Error: ImagePullBackOff
~ ❯ kubectl get pods -n mobile test-imagepullback-c7fc59d86-gwtc7
NAME READY STATUS RESTARTS AGE
test-imagepullback-c7fc59d86-gwtc7 0/1 ContainerCreating 0 2m
~ ❯ kubectl get pods -n mobile test-imagepullback-c7fc59d86-gwtc7
NAME READY STATUS RESTARTS AGE
test-imagepullback-c7fc59d86-gwtc7 0/1 ErrImagePull 0 2m1s
~ ❯ kubectl get pods -n mobile test-imagepullback-c7fc59d86-gwtc7
NAME READY STATUS RESTARTS AGE
test-imagepullback-c7fc59d86-gwtc7 0/1 ImagePullBackOff 0 2m12s
Searching for the problem, we discovered that the error is caused by a timeout in kubelet’s request (2 minutes, accourding to the doc kubelet | Kubernetes), which could be raised with a flag –runtime-request-timeout duration. Changing the cluster.yaml with the below parameters, nothing happens:
[...]
kubelet:
extra_args:
runtime-request-timeout: 10m
fail_swap_on: false
[...]
The process running, showing that the parameter reflects to kubelet configuration
# ps -ef | grep runtime-request-timeout
root 7286 7267 0 Nov01 ? 00:00:00 /bin/bash /opt/rke-tools/entrypoint.sh kubelet {...} --runtime-request-timeout=10m {...}
In the official page, this parameter is deprecated, which explains this behavior, and to change it I need to alter a parameter named runtimeRequestTimeout inside a config-file.
So I have some doubts:
- Where I change it?
- This file exist in Rancher or I need to create it?

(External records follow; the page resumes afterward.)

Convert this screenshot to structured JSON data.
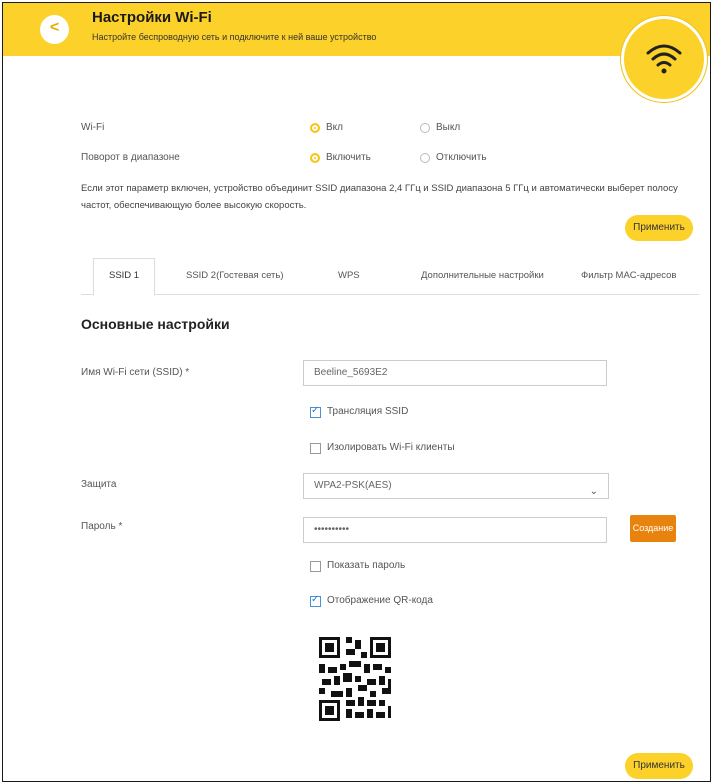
{
  "header": {
    "title": "Настройки Wi-Fi",
    "subtitle": "Настройте беспроводную сеть и подключите к ней ваше устройство"
  },
  "wifi": {
    "label": "Wi-Fi",
    "on_label": "Вкл",
    "off_label": "Выкл",
    "selected": "on"
  },
  "band_steering": {
    "label": "Поворот в диапазоне",
    "on_label": "Включить",
    "off_label": "Отключить",
    "selected": "on",
    "description": "Если этот параметр включен, устройство объединит SSID диапазона 2,4 ГГц и SSID диапазона 5 ГГц и автоматически выберет полосу частот, обеспечивающую более высокую скорость."
  },
  "apply_label": "Применить",
  "tabs": [
    {
      "label": "SSID 1"
    },
    {
      "label": "SSID 2(Гостевая сеть)"
    },
    {
      "label": "WPS"
    },
    {
      "label": "Дополнительные настройки"
    },
    {
      "label": "Фильтр MAC-адресов"
    }
  ],
  "basic": {
    "section_title": "Основные настройки",
    "ssid_label": "Имя Wi-Fi сети (SSID) *",
    "ssid_value": "Beeline_5693E2",
    "broadcast_label": "Трансляция SSID",
    "broadcast_checked": true,
    "isolate_label": "Изолировать Wi-Fi клиенты",
    "isolate_checked": false,
    "security_label": "Защита",
    "security_value": "WPA2-PSK(AES)",
    "password_label": "Пароль *",
    "password_value": "••••••••••",
    "generate_label": "Создание",
    "show_password_label": "Показать пароль",
    "show_password_checked": false,
    "qr_label": "Отображение QR-кода",
    "qr_checked": true
  },
  "colors": {
    "accent": "#fcd12a",
    "generate": "#e8830d"
  }
}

- Is there a way to bypass with another parameter in extra_args?
- Why this is happening now? Is because the deprecation of dockershim?
Docker and kubernetes version
# docker version
Client: Docker Engine - Community
Version: 20.10.12
API version: 1.41
Go version: go1.16.12
Git commit: e91ed57
Built: Mon Dec 13 11:45:41 2021
OS/Arch: linux/amd64
Context: default
Experimental: true
Server: Docker Engine - Community
Engine:
Version: 20.10.21
API version: 1.41 (minimum version 1.12)
Go version: go1.18.7
Git commit: 3056208
Built: Tue Oct 25 18:02:38 2022
OS/Arch: linux/amd64
Experimental: false
containerd:
Version: 1.6.9
GitCommit: 1c90a442489720eec95342e1789ee8a5e1b9536f
runc:
Version: 1.1.4
GitCommit: v1.1.4-0-g5fd4c4d
docker-init:
Version: 0.19.0
GitCommit: de40ad0
# kubectl version --short
Client Version: v1.25.0
Kustomize Version: v4.5.7
Server Version: v1.24.4
I would be grateful if this help me and others to solve this annoying issue.